Norway Allocates NOK 1.2 billion, Doubling its Support for Family Planning Commodities

“Family planning is about the right of girls and women to control their own bodies,” said Minister of International Development Heikki Holmås. “Women in the poorest countries should be able to plan how many children they want to have. Norway therefore intends to double its annual support for family planning between now and 2020.” 

“Norway will provide an additional NOK 150 million for family planning in 2013, and intends to maintain this at the same level each year until 2020. Norway has been ranked the world’s best country for mothers for the third year in a row.

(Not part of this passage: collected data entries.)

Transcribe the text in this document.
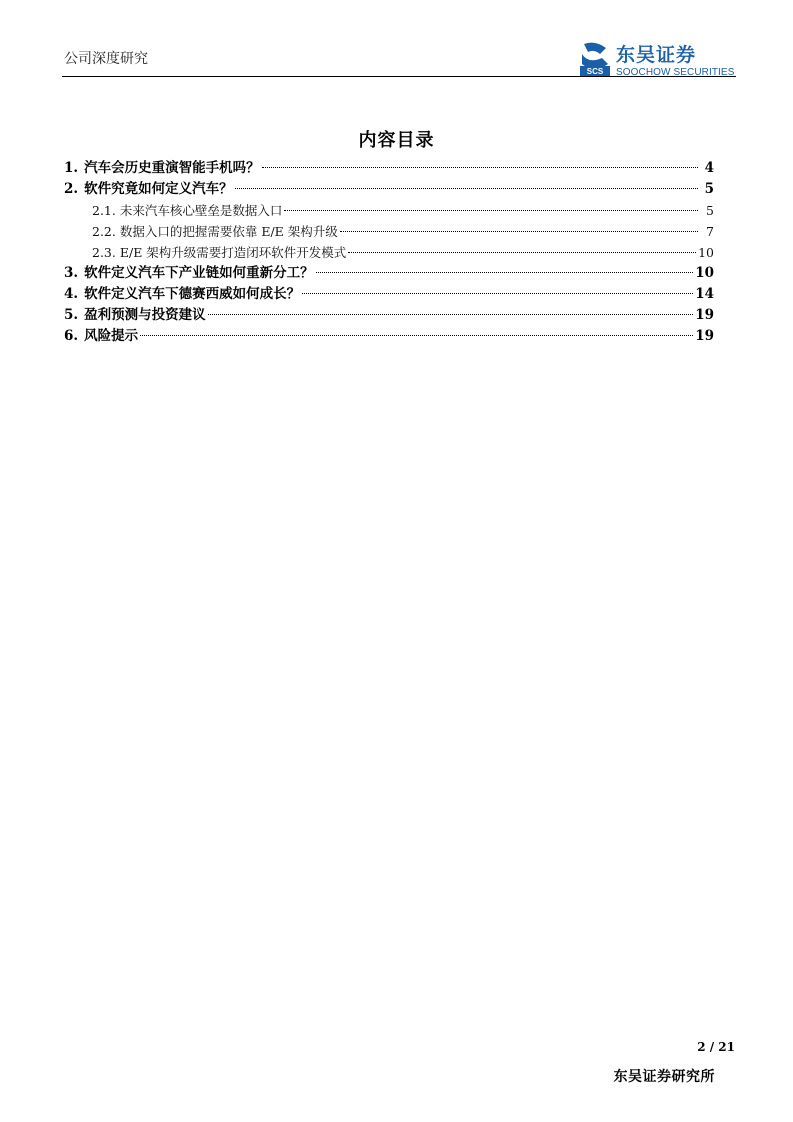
公司深度研究
SCS
东吴证券
SOOCHOW SECURITIES
内容目录
1. 汽车会历史重演智能手机吗？	4
2. 软件究竟如何定义汽车？	5
2.1. 未来汽车核心壁垒是数据入口	5
2.2. 数据入口的把握需要依靠 E/E 架构升级	7
2.3. E/E 架构升级需要打造闭环软件开发模式	10
3. 软件定义汽车下产业链如何重新分工？	10
4. 软件定义汽车下德赛西威如何成长？	14
5. 盈利预测与投资建议	19
6. 风险提示	19
2 / 21
东吴证券研究所
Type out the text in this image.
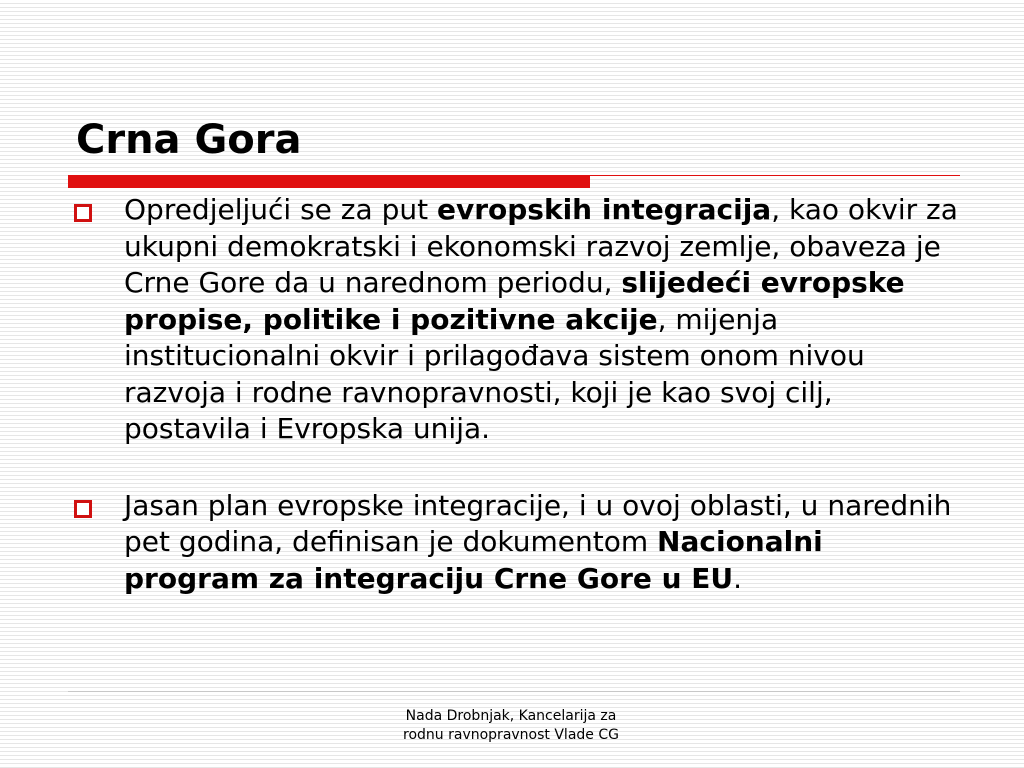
Crna Gora
Opredjeljući se za put evropskih integracija, kao okvir za ukupni demokratski i ekonomski razvoj zemlje, obaveza je Crne Gore da u narednom periodu, slijedeći evropske propise, politike i pozitivne akcije, mijenja institucionalni okvir i prilagođava sistem onom nivou razvoja i rodne ravnopravnosti, koji je kao svoj cilj, postavila i Evropska unija.
Jasan plan evropske integracije, i u ovoj oblasti, u narednih pet godina, definisan je dokumentom Nacionalni program za integraciju Crne Gore u EU.

Nada Drobnjak, Kancelarija za
rodnu ravnopravnost Vlade CG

In turn we must show solidarity and help mothers and children in low ranking countries,” said Mr Holmås. 

At a summit in London on 11 July, Mr Holmås announced that Norway intends, together with other countries and organisations, to scale up global efforts to promote family planning. 

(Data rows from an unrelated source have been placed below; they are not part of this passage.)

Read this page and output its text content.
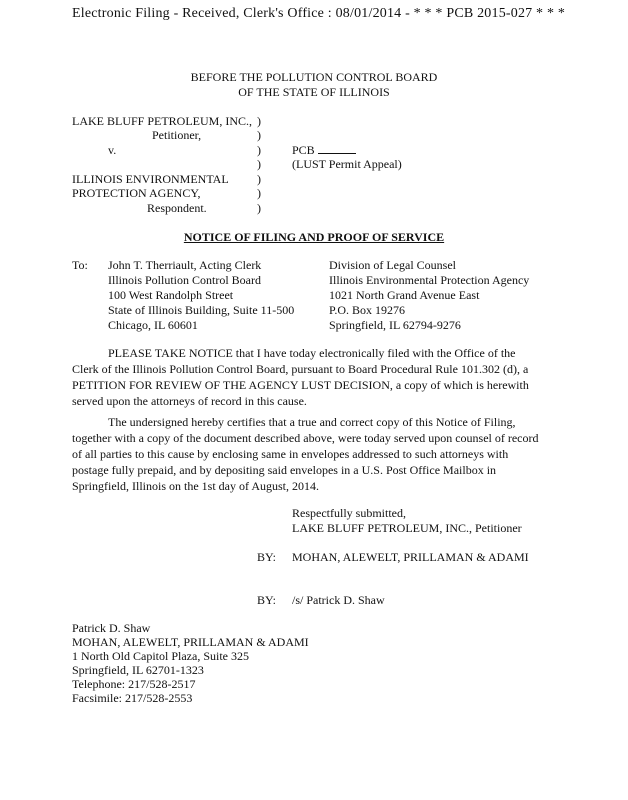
Electronic Filing - Received, Clerk's Office : 08/01/2014 - * * * PCB 2015-027 * * *
BEFORE THE POLLUTION CONTROL BOARD
OF THE STATE OF ILLINOIS
LAKE BLUFF PETROLEUM, INC.,
Petitioner,
v.
ILLINOIS ENVIRONMENTAL
PROTECTION AGENCY,
Respondent.
)
)
)
)
)
)
)
PCB
(LUST Permit Appeal)
NOTICE OF FILING AND PROOF OF SERVICE
To: John T. Therriault, Acting Clerk
Illinois Pollution Control Board
100 West Randolph Street
State of Illinois Building, Suite 11-500
Chicago, IL 60601
Division of Legal Counsel
Illinois Environmental Protection Agency
1021 North Grand Avenue East
P.O. Box 19276
Springfield, IL 62794-9276
PLEASE TAKE NOTICE that I have today electronically filed with the Office of the Clerk of the Illinois Pollution Control Board, pursuant to Board Procedural Rule 101.302 (d), a PETITION FOR REVIEW OF THE AGENCY LUST DECISION, a copy of which is herewith served upon the attorneys of record in this cause.
The undersigned hereby certifies that a true and correct copy of this Notice of Filing, together with a copy of the document described above, were today served upon counsel of record of all parties to this cause by enclosing same in envelopes addressed to such attorneys with postage fully prepaid, and by depositing said envelopes in a U.S. Post Office Mailbox in Springfield, Illinois on the 1st day of August, 2014.
Respectfully submitted,
LAKE BLUFF PETROLEUM, INC., Petitioner
BY: MOHAN, ALEWELT, PRILLAMAN & ADAMI
BY: /s/ Patrick D. Shaw
Patrick D. Shaw
MOHAN, ALEWELT, PRILLAMAN & ADAMI
1 North Old Capitol Plaza, Suite 325
Springfield, IL 62701-1323
Telephone: 217/528-2517
Facsimile: 217/528-2553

“The day she gives birth is supposed to be the happiest day in a woman’s life. But for many mothers and children it is the most dangerous. I recently visited Niger, where half of the girls marry and have their first child before their 15th birthday. Women have an average of seven children. It is vital that these girls are given the right to choose when to have children and how many,” said Mr Holmås. 

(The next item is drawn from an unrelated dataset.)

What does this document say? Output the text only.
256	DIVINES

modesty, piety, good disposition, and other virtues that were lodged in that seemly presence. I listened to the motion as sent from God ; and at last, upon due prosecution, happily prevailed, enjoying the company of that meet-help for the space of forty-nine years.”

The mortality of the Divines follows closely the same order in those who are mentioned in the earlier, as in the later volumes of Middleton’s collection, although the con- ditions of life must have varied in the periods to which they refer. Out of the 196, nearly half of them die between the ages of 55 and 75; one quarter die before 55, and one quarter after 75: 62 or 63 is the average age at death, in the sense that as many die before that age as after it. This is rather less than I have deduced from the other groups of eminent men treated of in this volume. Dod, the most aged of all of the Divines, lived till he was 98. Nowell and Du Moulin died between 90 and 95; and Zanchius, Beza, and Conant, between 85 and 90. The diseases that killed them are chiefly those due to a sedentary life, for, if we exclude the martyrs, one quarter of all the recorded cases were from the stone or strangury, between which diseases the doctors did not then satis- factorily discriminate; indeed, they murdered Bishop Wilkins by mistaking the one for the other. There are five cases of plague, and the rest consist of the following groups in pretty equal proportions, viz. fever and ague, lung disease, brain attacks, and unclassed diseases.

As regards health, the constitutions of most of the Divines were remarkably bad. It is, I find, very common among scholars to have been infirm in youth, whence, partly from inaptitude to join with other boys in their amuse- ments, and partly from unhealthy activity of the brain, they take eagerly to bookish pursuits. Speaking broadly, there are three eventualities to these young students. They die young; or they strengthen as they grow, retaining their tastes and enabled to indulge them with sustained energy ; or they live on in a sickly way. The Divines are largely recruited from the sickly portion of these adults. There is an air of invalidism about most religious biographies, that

An estimated 287 000 children die each year from complications related to pregnancy and child birth. Many more sustain life-threatening complications. When the mother dies, there is a great likelihood that the child will also die. Almost all the women who die in childbirth live in poor countries. More than half live in Africa. 

“Many poor women are unable to plan when to have children. Some 215 million women in poor countries have no access to information, contraceptives, prenatal care, skilled health personnel or safe abortion. 

One third of all maternal deaths and one fifth of infant deaths could have been prevented by family planning. 

“It is relatively easy to prevent these deaths and complications. In recent years much progress has been made in promoting women’s rights and gender equality, including maternal and child health. Maternal mortality has been halved between 1990 and 2010. But there is still a long way to go. It is now more important than ever that Norway acts in collaboration with others. Supporting family planning while at the same time giving girls access to basic education is probably the most important means of promoting gender equality today,” said Mr Holmås. 

In many parts of the world women’s right to control their own bodies and health is still controversial. This is despite the fact that all experience confirms that a country’s development is dependent on women’s resources and expertise being fully utilised.